Nesse cenário, a percepção de auxiliares de Dilma é que a desgraça de Cunha beneficia diretamente o vice, que se livra de um "peso" difícil de suportar sobre sua provável administração e de um previsível problema na relação do Planalto com o Congresso.

Desvio de poder. Mesmo assim, o ministro-chefe da Advocacia Geral da União (AGU), José Eduardo Cardozo, vai usar o argumento de que a decisão de Teori Zavascki reforça a tese da defesa de Dilma sobre "desvio de poder" de Cunha ao dar a largada para o impeachment.

No recurso a ser apresentado ao Supremo Tribunal Federal após a já esperada decisão do Senado pela saída da presidente, a AGU baterá na tecla de que o impeachment sofre de um "pecado original" ou "vício de origem", perpetrado por Cunha. Além de sustentar que Dilma não cometeu crime de responsabilidade, Cardozo argumenta que a ação do presidente da Câmara contra Dilma foi movida por "vingança", depois que o PT decidiu apoiar a cassação do mandato dele no Conselho de Ética.

Na avaliação do ex-presidente Luiz Inácio Lula da Silva, de ministros do PT e de dirigentes petistas, o Supremo agiu "tarde demais" contra Cunha, mas, de qualquer forma, tudo isso será usado para o partido construir a narrativa de que Dilma foi "injustiçada" por um "golpe" de Estado.
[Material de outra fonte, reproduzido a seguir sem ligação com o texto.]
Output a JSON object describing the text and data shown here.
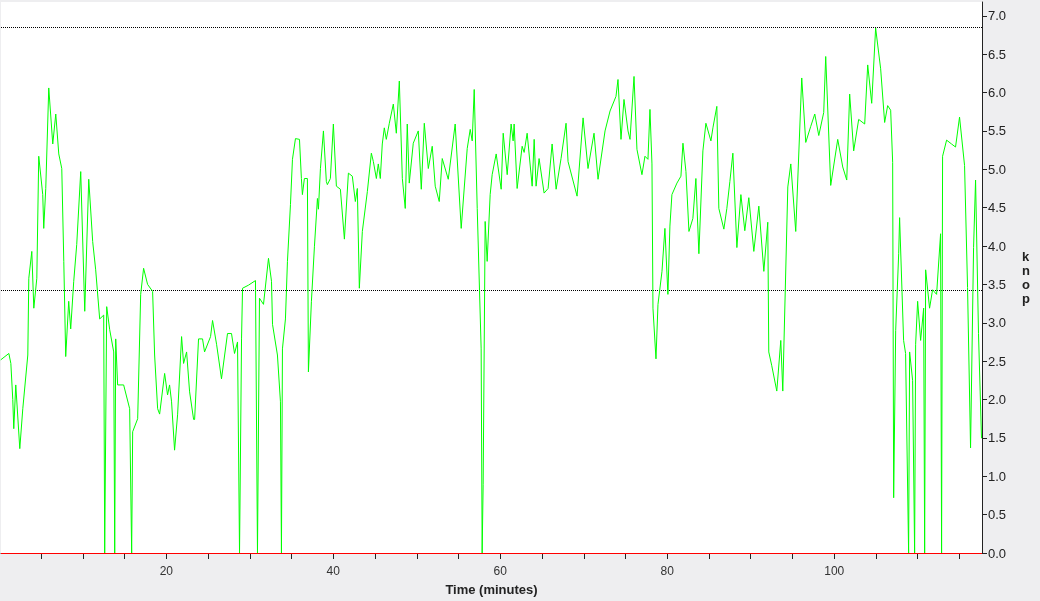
{
  "chart_data": {
    "type": "line",
    "xlabel": "Time (minutes)",
    "ylabel": "knop",
    "xlim": [
      0.2,
      117.7
    ],
    "xticks": [
      {
        "value": 5,
        "label": null
      },
      {
        "value": 10,
        "label": null
      },
      {
        "value": 15,
        "label": null
      },
      20,
      {
        "value": 25,
        "label": null
      },
      {
        "value": 30,
        "label": null
      },
      {
        "value": 35,
        "label": null
      },
      40,
      {
        "value": 45,
        "label": null
      },
      {
        "value": 50,
        "label": null
      },
      {
        "value": 55,
        "label": null
      },
      60,
      {
        "value": 65,
        "label": null
      },
      {
        "value": 70,
        "label": null
      },
      {
        "value": 75,
        "label": null
      },
      80,
      {
        "value": 85,
        "label": null
      },
      {
        "value": 90,
        "label": null
      },
      {
        "value": 95,
        "label": null
      },
      100,
      {
        "value": 105,
        "label": null
      },
      {
        "value": 110,
        "label": null
      },
      {
        "value": 115,
        "label": null
      }
    ],
    "ylim": [
      0,
      7.18
    ],
    "yticks": [
      {
        "value": 0,
        "label": "0.0"
      },
      0.5,
      {
        "value": 1,
        "label": "1.0"
      },
      1.5,
      {
        "value": 2,
        "label": "2.0"
      },
      2.5,
      {
        "value": 3,
        "label": "3.0"
      },
      3.5,
      {
        "value": 4,
        "label": "4.0"
      },
      4.5,
      {
        "value": 5,
        "label": "5.0"
      },
      5.5,
      {
        "value": 6,
        "label": "6.0"
      },
      6.5,
      {
        "value": 7,
        "label": "7.0"
      }
    ],
    "grid": false,
    "marker": "none",
    "line_style": "solid",
    "ref_lines": [
      {
        "axis": "y",
        "value": 6.85,
        "color": "#000000",
        "line_style": "dotted"
      },
      {
        "axis": "y",
        "value": 3.43,
        "color": "#000000",
        "line_style": "dotted"
      },
      {
        "axis": "y",
        "value": 0,
        "color": "#ff0000",
        "line_style": "solid"
      }
    ],
    "series": [
      {
        "color": "#00ff00",
        "x": [
          0.2,
          1.14,
          1.38,
          1.61,
          1.73,
          1.97,
          2.45,
          2.81,
          3.41,
          3.53,
          3.89,
          4.13,
          4.49,
          4.72,
          5.2,
          5.32,
          5.56,
          5.92,
          6.4,
          6.76,
          7.12,
          7.48,
          7.72,
          7.95,
          8.31,
          8.55,
          8.91,
          9.27,
          9.75,
          10.23,
          10.71,
          11.18,
          11.54,
          12.02,
          12.5,
          12.62,
          12.86,
          13.22,
          13.7,
          13.82,
          13.94,
          14.17,
          14.89,
          15.61,
          15.85,
          15.97,
          16.57,
          16.93,
          17.28,
          17.76,
          18.36,
          18.6,
          18.96,
          19.2,
          19.8,
          20.15,
          20.39,
          20.63,
          20.99,
          21.35,
          21.83,
          22.07,
          22.43,
          22.79,
          23.27,
          23.39,
          23.86,
          24.34,
          24.58,
          25.3,
          25.54,
          26.02,
          26.61,
          27.33,
          27.81,
          28.17,
          28.53,
          28.77,
          29.01,
          29.13,
          29.84,
          30.68,
          30.92,
          31.16,
          31.64,
          32.24,
          32.6,
          32.72,
          33.31,
          33.67,
          33.79,
          33.91,
          34.27,
          34.51,
          34.87,
          35.11,
          35.47,
          35.95,
          36.18,
          36.3,
          36.54,
          36.9,
          37.02,
          37.38,
          37.74,
          38.1,
          38.22,
          38.46,
          38.82,
          39.17,
          39.29,
          39.65,
          40.01,
          40.37,
          40.85,
          41.33,
          41.81,
          42.28,
          42.64,
          42.88,
          43.12,
          43.48,
          44.08,
          44.56,
          44.8,
          45.16,
          45.39,
          45.63,
          45.87,
          46.11,
          46.35,
          46.71,
          47.19,
          47.55,
          47.91,
          48.27,
          48.62,
          48.86,
          49.1,
          49.58,
          50.18,
          50.54,
          50.9,
          51.38,
          51.85,
          52.21,
          52.69,
          53.05,
          53.77,
          54.6,
          55.32,
          56.04,
          56.4,
          56.64,
          56.88,
          57.24,
          57.71,
          57.83,
          57.95,
          58.19,
          58.43,
          58.79,
          59.03,
          59.51,
          60.11,
          60.35,
          60.83,
          61.3,
          61.54,
          61.66,
          62.02,
          62.62,
          62.86,
          63.22,
          63.82,
          64.06,
          64.29,
          64.65,
          65.25,
          65.73,
          66.21,
          66.69,
          67.28,
          67.88,
          68.12,
          69.2,
          69.92,
          70.51,
          71.23,
          71.71,
          72.55,
          73.15,
          73.86,
          74.1,
          74.46,
          74.82,
          75.3,
          75.54,
          76.02,
          76.37,
          76.97,
          77.33,
          77.69,
          77.93,
          78.17,
          78.29,
          78.65,
          78.89,
          79.37,
          79.72,
          80.08,
          80.32,
          80.56,
          81.16,
          81.64,
          81.88,
          82.24,
          82.6,
          83.07,
          83.43,
          83.79,
          84.27,
          84.63,
          85.23,
          85.47,
          85.94,
          86.18,
          86.78,
          87.14,
          87.5,
          87.86,
          88.34,
          88.82,
          89.29,
          89.77,
          90.37,
          90.97,
          91.57,
          92.04,
          92.16,
          92.52,
          93.12,
          93.6,
          93.84,
          94.44,
          94.8,
          95.39,
          96.11,
          96.59,
          97.19,
          97.67,
          98.15,
          98.74,
          98.98,
          99.58,
          100.42,
          101.02,
          101.5,
          101.85,
          102.33,
          102.93,
          103.65,
          104.01,
          104.49,
          104.96,
          105.56,
          106.04,
          106.4,
          106.76,
          107.0,
          107.12,
          107.36,
          107.72,
          107.83,
          108.31,
          108.55,
          108.91,
          109.03,
          109.39,
          109.63,
          109.75,
          109.99,
          110.35,
          110.71,
          110.83,
          110.95,
          111.42,
          111.78,
          112.26,
          112.74,
          112.86,
          112.98,
          113.46,
          114.05,
          114.53,
          115.01,
          115.61,
          115.97,
          116.33,
          116.69,
          116.93,
          117.28,
          117.64
        ],
        "values": [
          2.52,
          2.6,
          2.47,
          2.0,
          1.62,
          2.19,
          1.36,
          1.88,
          2.58,
          3.58,
          3.93,
          3.19,
          3.58,
          5.17,
          4.67,
          4.23,
          4.75,
          6.06,
          5.33,
          5.72,
          5.2,
          5.01,
          3.8,
          2.56,
          3.28,
          2.92,
          3.54,
          4.02,
          4.97,
          3.15,
          4.87,
          4.06,
          3.69,
          3.05,
          3.1,
          0,
          3.21,
          2.91,
          2.62,
          0,
          2.79,
          2.19,
          2.19,
          1.88,
          0,
          1.58,
          1.75,
          3.37,
          3.71,
          3.5,
          3.41,
          2.58,
          1.88,
          1.81,
          2.34,
          2.06,
          2.19,
          1.97,
          1.34,
          1.8,
          2.82,
          2.47,
          2.62,
          2.1,
          1.74,
          1.74,
          2.79,
          2.79,
          2.62,
          2.82,
          3.03,
          2.72,
          2.27,
          2.86,
          2.86,
          2.6,
          2.75,
          0,
          2.79,
          3.45,
          3.49,
          3.55,
          0,
          3.32,
          3.24,
          3.84,
          3.54,
          2.98,
          2.58,
          1.97,
          0,
          2.66,
          3.05,
          3.8,
          4.54,
          5.13,
          5.4,
          5.39,
          4.88,
          4.67,
          4.88,
          4.88,
          2.36,
          3.28,
          3.99,
          4.62,
          4.48,
          5.01,
          5.5,
          4.84,
          4.8,
          4.88,
          5.59,
          4.78,
          4.74,
          4.09,
          4.95,
          4.91,
          4.58,
          4.75,
          3.45,
          4.19,
          4.71,
          5.21,
          5.1,
          4.88,
          5.07,
          4.88,
          5.33,
          5.54,
          5.39,
          5.6,
          5.85,
          5.47,
          6.15,
          4.88,
          4.49,
          5.59,
          4.82,
          5.34,
          5.5,
          4.74,
          5.6,
          5.01,
          5.3,
          4.78,
          4.58,
          5.14,
          4.87,
          5.59,
          4.23,
          5.27,
          5.52,
          5.37,
          6.04,
          4.49,
          2.66,
          0,
          0.89,
          4.32,
          3.8,
          4.67,
          4.93,
          5.2,
          4.74,
          5.47,
          4.93,
          5.59,
          5.37,
          5.59,
          4.75,
          5.3,
          5.22,
          5.47,
          4.78,
          5.39,
          4.78,
          5.14,
          4.69,
          4.75,
          5.33,
          4.74,
          5.14,
          5.6,
          5.1,
          4.65,
          5.67,
          5.01,
          5.47,
          4.87,
          5.5,
          5.76,
          5.95,
          6.17,
          5.39,
          5.91,
          5.5,
          5.39,
          6.21,
          5.26,
          4.93,
          5.17,
          5.13,
          5.78,
          5.07,
          3.19,
          2.53,
          3.24,
          3.67,
          4.23,
          3.37,
          4.26,
          4.67,
          4.82,
          4.91,
          5.34,
          4.97,
          4.19,
          4.36,
          4.88,
          3.9,
          5.24,
          5.6,
          5.37,
          5.54,
          5.82,
          4.49,
          4.22,
          4.49,
          4.84,
          5.21,
          3.98,
          4.67,
          4.2,
          4.63,
          3.93,
          4.52,
          3.67,
          4.31,
          2.62,
          2.44,
          2.11,
          2.77,
          2.11,
          4.77,
          5.07,
          4.19,
          6.19,
          5.35,
          5.56,
          5.72,
          5.44,
          5.74,
          6.47,
          4.79,
          5.39,
          5.03,
          4.86,
          5.98,
          5.24,
          5.65,
          5.59,
          6.36,
          5.86,
          6.84,
          6.31,
          5.61,
          5.83,
          5.77,
          5.09,
          0.72,
          2.9,
          3.9,
          4.37,
          2.77,
          2.6,
          0,
          2.62,
          2.25,
          0,
          2.72,
          3.28,
          2.77,
          3.19,
          0,
          3.69,
          3.19,
          3.43,
          3.37,
          4.16,
          0,
          5.17,
          5.38,
          5.33,
          5.29,
          5.68,
          5.05,
          3.46,
          1.37,
          3.98,
          4.86,
          2.86,
          1.5
        ]
      }
    ]
  }
}
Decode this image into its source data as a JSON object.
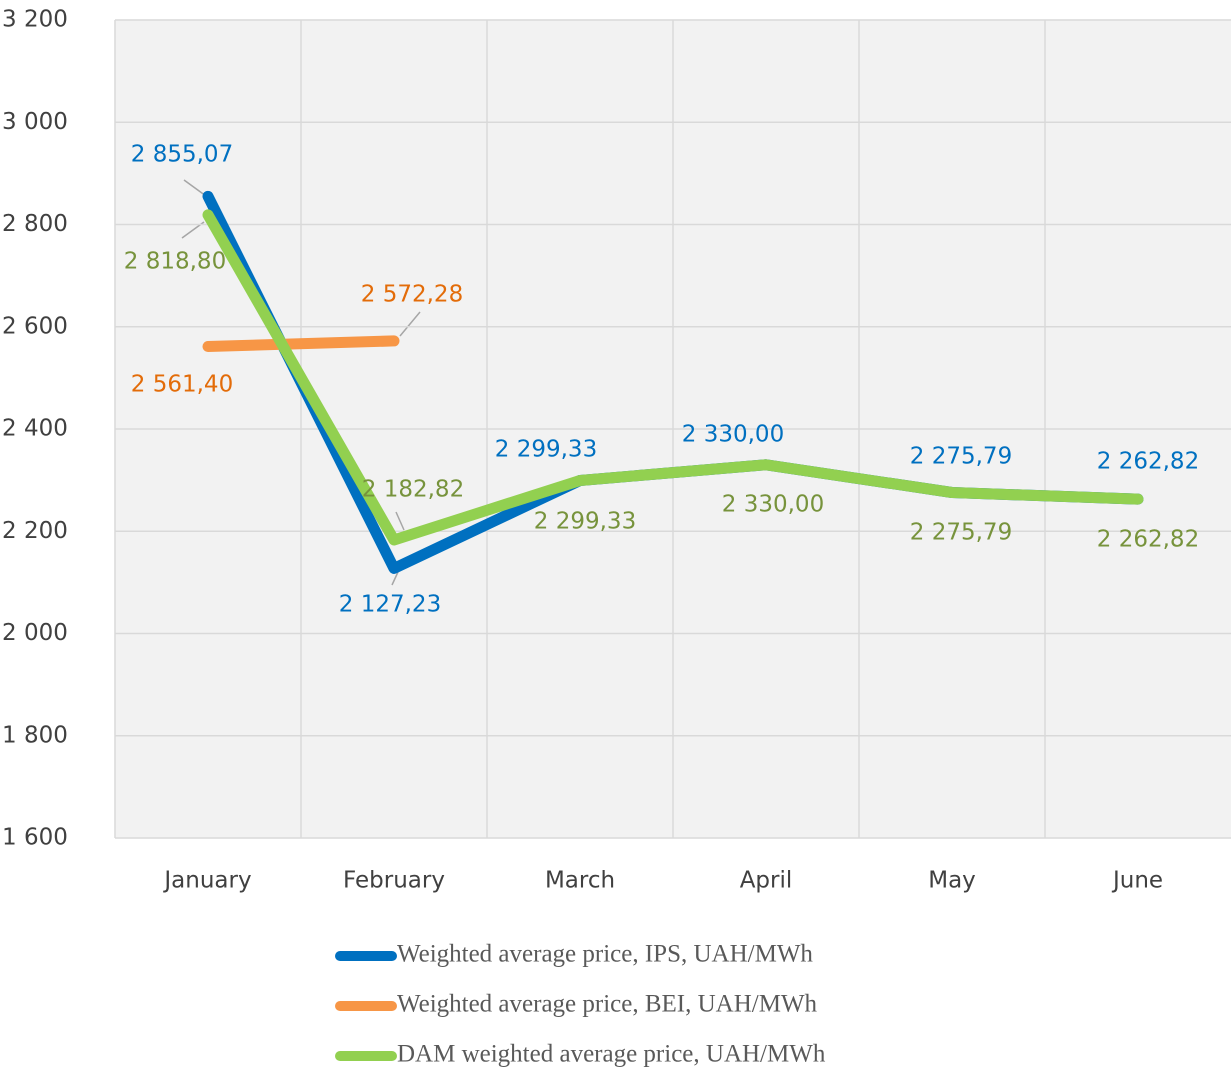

É o discurso que se ensaia para a campanha eleitoral deste ano, em que o PT ainda tem esperanças de reeleger Fernando Haddad na Prefeitura de São Paulo - considerada a "joia da Coroa" -, mas, principalmente, para a sucessão de 2018. Nesse ambiente de conflagração política, com o PT prestes a perder o poder conquistado há 13 anos, a candidatura de Lula ao Planalto depende sobretudo do desfecho da Operação Lava Jato.